Written by Magdalena Pasikowska-Schnass
‘Every society driven by hate […] ends by destroying itself’ (Lord Jonathan Sacks)
The second conference this year in the framework of Article 17 TFEU dialogue between the European Parliament and representatives of confessional, and philosophical and humanist organisations was held on 27 September 2016. Convened by EP President Martin Schulz and Antonio Tajani, Vice-President with responsibility for implementation of Article 17 TFEU, the event, which was attended by approximately 250 participants, was devoted to the future of the Jewish communities in Europe. The theme could scarcely be more topical, given the context of growing anti-Semitism, and violence against Jews in the EU, with growing numbers of Jews leaving Europe in recent years.

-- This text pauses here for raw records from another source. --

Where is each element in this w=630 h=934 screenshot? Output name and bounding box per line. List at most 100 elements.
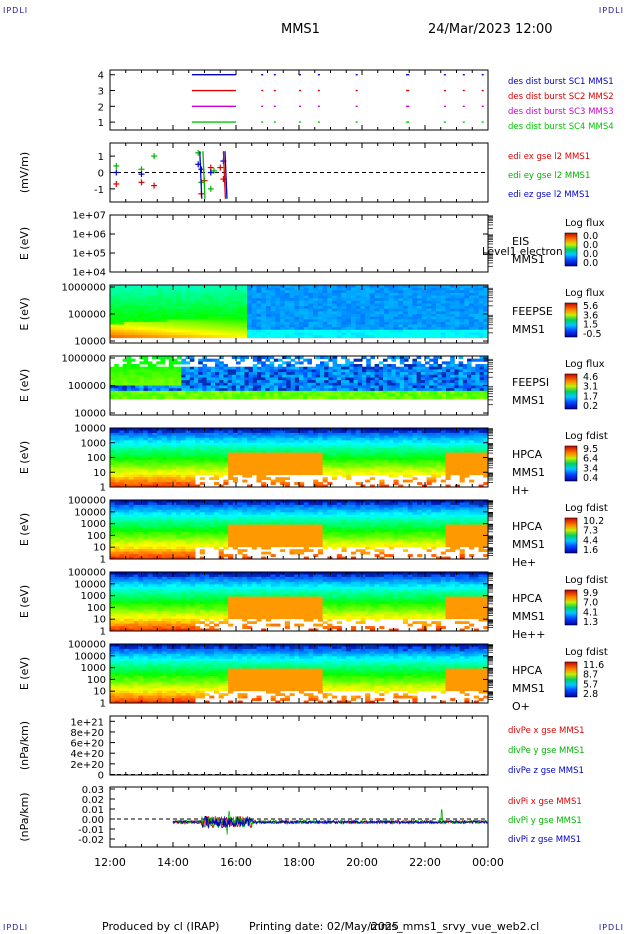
feepsi-panel-cell (441, 390, 447, 394)
hpca-h-panel-cell (270, 445, 276, 449)
feepse-panel-cell (161, 319, 168, 323)
hpca-h-panel-cell (431, 432, 437, 436)
feepse-panel-cell (464, 319, 470, 323)
feepsi-panel-cell (177, 382, 182, 386)
hpca-h-panel-cell (223, 472, 229, 476)
hpca-h-panel-cell (147, 484, 153, 488)
feepse-panel-cell (398, 295, 404, 299)
feepse-panel-cell (289, 295, 295, 299)
feepsi-panel-cell (173, 380, 178, 384)
hpca-h-panel-cell (280, 432, 286, 436)
hpca-h-panel-cell (190, 464, 196, 468)
hpca-h-panel-cell (261, 447, 267, 451)
hpca-h-panel-cell (133, 472, 139, 476)
hpca-h-panel-cell (228, 445, 234, 449)
feepse-panel-cell (317, 311, 324, 315)
feepsi-panel-cell (429, 374, 434, 378)
feepse-panel-cell (176, 287, 182, 291)
feepsi-panel-cell (114, 372, 119, 376)
feepsi-panel-cell (391, 393, 396, 397)
hpca-h-panel-cell (124, 440, 130, 444)
hpca-h-panel-cell (152, 477, 158, 481)
feepse-panel-cell (426, 308, 432, 312)
feepsi-panel-cell (378, 372, 384, 376)
hpca-h-panel-cell (327, 442, 333, 446)
hpca-h-panel-cell (190, 447, 196, 451)
feepsi-panel-cell (139, 390, 144, 394)
feepsi-panel-cell (143, 374, 149, 378)
hpca-h-panel-cell (223, 462, 229, 466)
feepse-panel-cell (294, 290, 300, 294)
feepsi-panel-cell (126, 361, 132, 365)
hpca-h-panel-cell (388, 462, 394, 466)
feepse-panel-cell (431, 285, 437, 289)
feepse-panel-cell (110, 308, 116, 312)
feepsi-panel-cell (345, 358, 350, 362)
feepse-panel-cell (313, 335, 319, 339)
hpca-h-panel-cell (332, 477, 338, 481)
feepse-panel-cell (185, 329, 191, 333)
hpca-h-panel-cell (185, 442, 191, 446)
feepsi-panel-cell (143, 358, 149, 362)
burst-panel-ytick-label: 4 (98, 71, 104, 82)
hpca-h-panel-cell (350, 447, 357, 451)
feepse-panel-cell (261, 321, 267, 325)
hpca-h-panel-cell (299, 455, 305, 458)
hpca-h-panel-cell (180, 462, 186, 466)
feepse-panel-cell (242, 287, 248, 291)
feepsi-panel-colorbar-title: Log flux (565, 359, 605, 370)
feepse-panel-cell (341, 308, 347, 312)
feepse-panel-cell (346, 332, 352, 336)
hpca-h-panel-cell (384, 450, 390, 453)
feepse-panel-cell (388, 290, 394, 294)
hpca-h-panel-cell (218, 472, 224, 476)
hpca-h-panel-cell (110, 479, 116, 483)
hpca-h-panel-cell (270, 482, 276, 485)
feepsi-panel-cell (378, 377, 384, 381)
hpca-h-panel-cell (332, 472, 338, 476)
feepsi-panel-cell (341, 388, 346, 392)
feepsi-panel-cell (290, 385, 296, 389)
hpca-h-panel-cell (360, 469, 366, 473)
feepsi-panel-cell (341, 374, 346, 378)
feepse-panel-cell (128, 292, 135, 296)
feepsi-panel-cell (236, 374, 241, 378)
feepsi-panel-cell (395, 385, 401, 389)
hpca-h-panel-cell (152, 430, 158, 434)
hpca-h-panel-cell (450, 472, 456, 476)
feepse-panel-cell (407, 319, 413, 323)
hpca-h-panel-cell (365, 432, 371, 436)
feepse-panel-cell (450, 316, 456, 320)
hpca-h-panel-cell (166, 437, 172, 441)
hpca-h-panel-cell (161, 482, 168, 485)
hpca-h-panel-cell (223, 459, 229, 463)
feepsi-panel-cell (278, 374, 283, 378)
feepsi-panel-cell (286, 364, 291, 368)
feepsi-panel-cell (450, 372, 455, 376)
hpca-h-panel-cell (469, 442, 475, 446)
feepsi-panel-cell (215, 390, 220, 394)
feepse-panel-cell (143, 316, 149, 320)
hpca-h-panel-cell (365, 447, 371, 451)
feepse-panel-cell (157, 285, 163, 289)
feepse-panel-cell (237, 319, 243, 323)
feepse-panel-cell (199, 287, 205, 291)
feepse-panel-cell (346, 295, 352, 299)
feepse-panel-cell (464, 321, 470, 325)
feepse-panel-cell (421, 324, 427, 328)
hpca-h-panel-cell (176, 445, 182, 449)
feepsi-panel-cell (185, 377, 191, 381)
hpca-h-panel-cell (143, 464, 149, 468)
hpca-h-panel-cell (157, 467, 163, 471)
feepse-panel-cell (218, 287, 224, 291)
feepse-panel-cell (275, 332, 281, 336)
feepsi-panel-cell (391, 388, 396, 392)
feepsi-panel-cell (139, 393, 144, 397)
hpca-h-panel-cell (431, 447, 437, 451)
feepsi-panel-cell (391, 382, 396, 386)
feepse-panel-cell (213, 298, 220, 302)
feepse-panel-cell (171, 314, 177, 318)
edi-panel-ylabel: (mV/m) (18, 152, 31, 193)
feepsi-panel-cell (471, 372, 476, 376)
feepsi-panel-cell (357, 382, 363, 386)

Vice-President Tajani’s opening speech, stressed the traditional presence of Jews in Europe, and was mirrored in President Schulz’s closing remarks on the essential contribution of Jewish communities to European culture and identity. The President’s statement that Europe has to be a better home for its Jewish citizens echoed concerns expressed by Members of the EP and representatives of the Jewish communities present at the event. The keynote speaker, Lord Jonathan Sacks (former Chief Rabbi of the United Hebrew Congregations of the Commonwealth), presented the evolution of anti-Semitism through the long history of discrimination against the Jewish community in Europe to the present day, in his speech ‘The Mutating Virus’.

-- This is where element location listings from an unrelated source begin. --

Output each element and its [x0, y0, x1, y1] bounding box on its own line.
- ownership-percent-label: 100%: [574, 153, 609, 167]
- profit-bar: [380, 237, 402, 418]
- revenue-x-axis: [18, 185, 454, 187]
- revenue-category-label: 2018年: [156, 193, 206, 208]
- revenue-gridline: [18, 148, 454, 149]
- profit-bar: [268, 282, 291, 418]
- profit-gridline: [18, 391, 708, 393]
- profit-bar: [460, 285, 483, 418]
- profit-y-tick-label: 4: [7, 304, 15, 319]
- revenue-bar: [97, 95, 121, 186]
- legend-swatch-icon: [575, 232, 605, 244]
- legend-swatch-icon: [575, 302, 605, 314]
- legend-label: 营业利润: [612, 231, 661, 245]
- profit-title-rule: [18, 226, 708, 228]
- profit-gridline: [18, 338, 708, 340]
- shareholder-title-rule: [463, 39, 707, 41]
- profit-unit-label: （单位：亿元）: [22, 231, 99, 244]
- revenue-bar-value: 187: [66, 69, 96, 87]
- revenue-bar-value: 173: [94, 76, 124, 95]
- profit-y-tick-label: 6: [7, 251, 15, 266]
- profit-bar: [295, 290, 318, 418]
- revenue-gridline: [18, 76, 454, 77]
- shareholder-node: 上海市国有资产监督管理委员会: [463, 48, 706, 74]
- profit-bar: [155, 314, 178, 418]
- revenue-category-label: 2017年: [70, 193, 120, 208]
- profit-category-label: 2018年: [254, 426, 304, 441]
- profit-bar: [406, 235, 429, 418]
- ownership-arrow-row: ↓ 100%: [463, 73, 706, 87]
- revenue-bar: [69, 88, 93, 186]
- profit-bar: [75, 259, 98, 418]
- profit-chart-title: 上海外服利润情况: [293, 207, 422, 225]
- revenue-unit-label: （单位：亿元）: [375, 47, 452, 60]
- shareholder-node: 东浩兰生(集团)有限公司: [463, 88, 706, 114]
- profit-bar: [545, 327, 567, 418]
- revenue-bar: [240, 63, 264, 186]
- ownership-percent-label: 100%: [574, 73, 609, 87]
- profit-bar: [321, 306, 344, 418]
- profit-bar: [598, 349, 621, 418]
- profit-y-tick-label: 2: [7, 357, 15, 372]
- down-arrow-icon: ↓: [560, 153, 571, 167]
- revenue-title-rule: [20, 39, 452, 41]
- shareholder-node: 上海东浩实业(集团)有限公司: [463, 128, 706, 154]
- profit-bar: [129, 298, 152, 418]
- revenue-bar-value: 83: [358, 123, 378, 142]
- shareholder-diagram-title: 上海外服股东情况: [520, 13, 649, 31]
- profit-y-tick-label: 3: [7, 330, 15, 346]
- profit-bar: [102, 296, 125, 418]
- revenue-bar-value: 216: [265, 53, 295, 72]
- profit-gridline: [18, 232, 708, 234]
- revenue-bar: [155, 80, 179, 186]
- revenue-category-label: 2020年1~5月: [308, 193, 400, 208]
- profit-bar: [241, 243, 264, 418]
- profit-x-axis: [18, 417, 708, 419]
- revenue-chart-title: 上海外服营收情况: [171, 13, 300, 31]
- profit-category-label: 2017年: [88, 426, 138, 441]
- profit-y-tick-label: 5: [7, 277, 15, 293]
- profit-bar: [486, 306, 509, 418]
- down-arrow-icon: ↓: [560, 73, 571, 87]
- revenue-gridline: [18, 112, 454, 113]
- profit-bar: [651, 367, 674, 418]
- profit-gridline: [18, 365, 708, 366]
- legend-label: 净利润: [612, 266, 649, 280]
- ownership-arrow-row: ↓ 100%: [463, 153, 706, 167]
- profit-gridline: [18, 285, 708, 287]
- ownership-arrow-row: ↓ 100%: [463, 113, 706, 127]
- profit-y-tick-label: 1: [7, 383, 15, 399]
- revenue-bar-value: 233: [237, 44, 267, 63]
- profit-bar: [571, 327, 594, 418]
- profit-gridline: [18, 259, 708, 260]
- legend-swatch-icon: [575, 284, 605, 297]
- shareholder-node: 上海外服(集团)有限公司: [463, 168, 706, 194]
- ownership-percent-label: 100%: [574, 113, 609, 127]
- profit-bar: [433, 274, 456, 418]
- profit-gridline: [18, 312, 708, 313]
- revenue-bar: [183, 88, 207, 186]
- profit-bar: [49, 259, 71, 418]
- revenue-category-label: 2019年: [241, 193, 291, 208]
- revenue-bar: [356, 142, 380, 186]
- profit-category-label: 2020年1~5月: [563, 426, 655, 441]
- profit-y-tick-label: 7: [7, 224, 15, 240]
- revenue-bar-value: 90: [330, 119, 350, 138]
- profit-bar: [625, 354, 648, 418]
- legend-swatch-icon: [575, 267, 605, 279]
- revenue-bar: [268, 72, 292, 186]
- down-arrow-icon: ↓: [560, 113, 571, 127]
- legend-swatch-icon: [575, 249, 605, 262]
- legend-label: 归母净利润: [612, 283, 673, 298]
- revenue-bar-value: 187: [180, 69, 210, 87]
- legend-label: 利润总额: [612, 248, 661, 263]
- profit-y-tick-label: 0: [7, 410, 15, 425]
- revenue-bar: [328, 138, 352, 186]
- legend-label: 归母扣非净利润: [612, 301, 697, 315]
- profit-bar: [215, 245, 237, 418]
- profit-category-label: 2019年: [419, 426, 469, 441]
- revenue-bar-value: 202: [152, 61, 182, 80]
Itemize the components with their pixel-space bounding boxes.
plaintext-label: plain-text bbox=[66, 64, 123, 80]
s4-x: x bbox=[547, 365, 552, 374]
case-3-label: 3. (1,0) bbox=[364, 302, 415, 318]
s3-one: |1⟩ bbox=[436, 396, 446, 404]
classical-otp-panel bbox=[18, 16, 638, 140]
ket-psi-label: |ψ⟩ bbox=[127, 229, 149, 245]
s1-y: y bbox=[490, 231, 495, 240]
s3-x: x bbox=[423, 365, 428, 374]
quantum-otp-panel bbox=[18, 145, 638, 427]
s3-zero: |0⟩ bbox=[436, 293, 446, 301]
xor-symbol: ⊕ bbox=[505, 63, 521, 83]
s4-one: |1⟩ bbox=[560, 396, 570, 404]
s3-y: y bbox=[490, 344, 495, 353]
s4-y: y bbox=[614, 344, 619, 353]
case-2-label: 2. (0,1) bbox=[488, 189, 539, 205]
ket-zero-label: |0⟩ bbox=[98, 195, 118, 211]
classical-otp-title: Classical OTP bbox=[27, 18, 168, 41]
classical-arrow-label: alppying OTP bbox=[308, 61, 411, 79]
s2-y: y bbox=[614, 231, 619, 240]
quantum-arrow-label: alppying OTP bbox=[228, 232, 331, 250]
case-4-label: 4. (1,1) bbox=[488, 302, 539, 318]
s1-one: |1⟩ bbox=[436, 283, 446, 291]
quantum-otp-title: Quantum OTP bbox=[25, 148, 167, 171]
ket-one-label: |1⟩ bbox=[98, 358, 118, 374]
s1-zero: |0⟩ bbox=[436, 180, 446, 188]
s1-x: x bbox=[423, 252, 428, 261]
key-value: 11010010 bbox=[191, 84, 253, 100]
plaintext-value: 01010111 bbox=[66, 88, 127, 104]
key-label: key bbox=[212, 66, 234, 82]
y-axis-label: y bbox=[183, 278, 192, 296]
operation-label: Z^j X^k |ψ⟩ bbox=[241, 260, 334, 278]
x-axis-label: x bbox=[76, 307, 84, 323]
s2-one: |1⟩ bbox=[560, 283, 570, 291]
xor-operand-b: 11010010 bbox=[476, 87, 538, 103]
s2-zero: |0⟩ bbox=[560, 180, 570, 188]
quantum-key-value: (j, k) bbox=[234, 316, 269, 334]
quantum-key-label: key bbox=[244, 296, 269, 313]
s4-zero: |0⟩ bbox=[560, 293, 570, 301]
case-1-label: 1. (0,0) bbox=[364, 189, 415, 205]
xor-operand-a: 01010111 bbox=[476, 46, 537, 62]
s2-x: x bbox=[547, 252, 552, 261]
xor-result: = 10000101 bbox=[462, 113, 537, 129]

Three panel discussions (on the current situation in Europe, national patterns and experiences and future perspectives) provided contributions from Jewish spiritual leaders, academics and intellectuals. The panellists analysed the alarming statistics on anti-Jewish violence, hate crimes, anti-Holocaust rhetoric and violence in the streets and on the internet. Speakers explained the mechanisms behind anti-Israeli and anti-Zionist views, which feed into extremism both on the left and right side of the political spectrum, and translate into anti-Semitism. They also spoke about the impact on Jewish children of seeing soldiers protecting their schools, kosher shops, and places of worship. As solutions, they stressed: the need to strengthen European security policy; for education on human rights and European values, and on the Jewish contribution to Europe’s development; to better integrate immigrants and refugees from areas where strong anti-Jewish sentiment prevails; the need for a common definition of anti-Semitism and anti-Zionism; and for a common framework for penal measures.
The final speaker, the prominent French philosopher Bernard-Henri Levy, sounded a more optimistic note, stressing the differences between the Europe of the 1930s and now. Despite certain similarities in the political context, characterised by successive crises, growing populism, anti-Semitism, and terrorism, Mr Levy underlined the common position among political figures in Europe, who strongly condemn the violence and discrimination against Jewish communities in Europe. Conscious that anti-Semitism will never stop or disappear, he stated that the way forward is for the Jewish communities to be strong and proud of their contribution to European culture, science and history, and to affirm their place in Europe.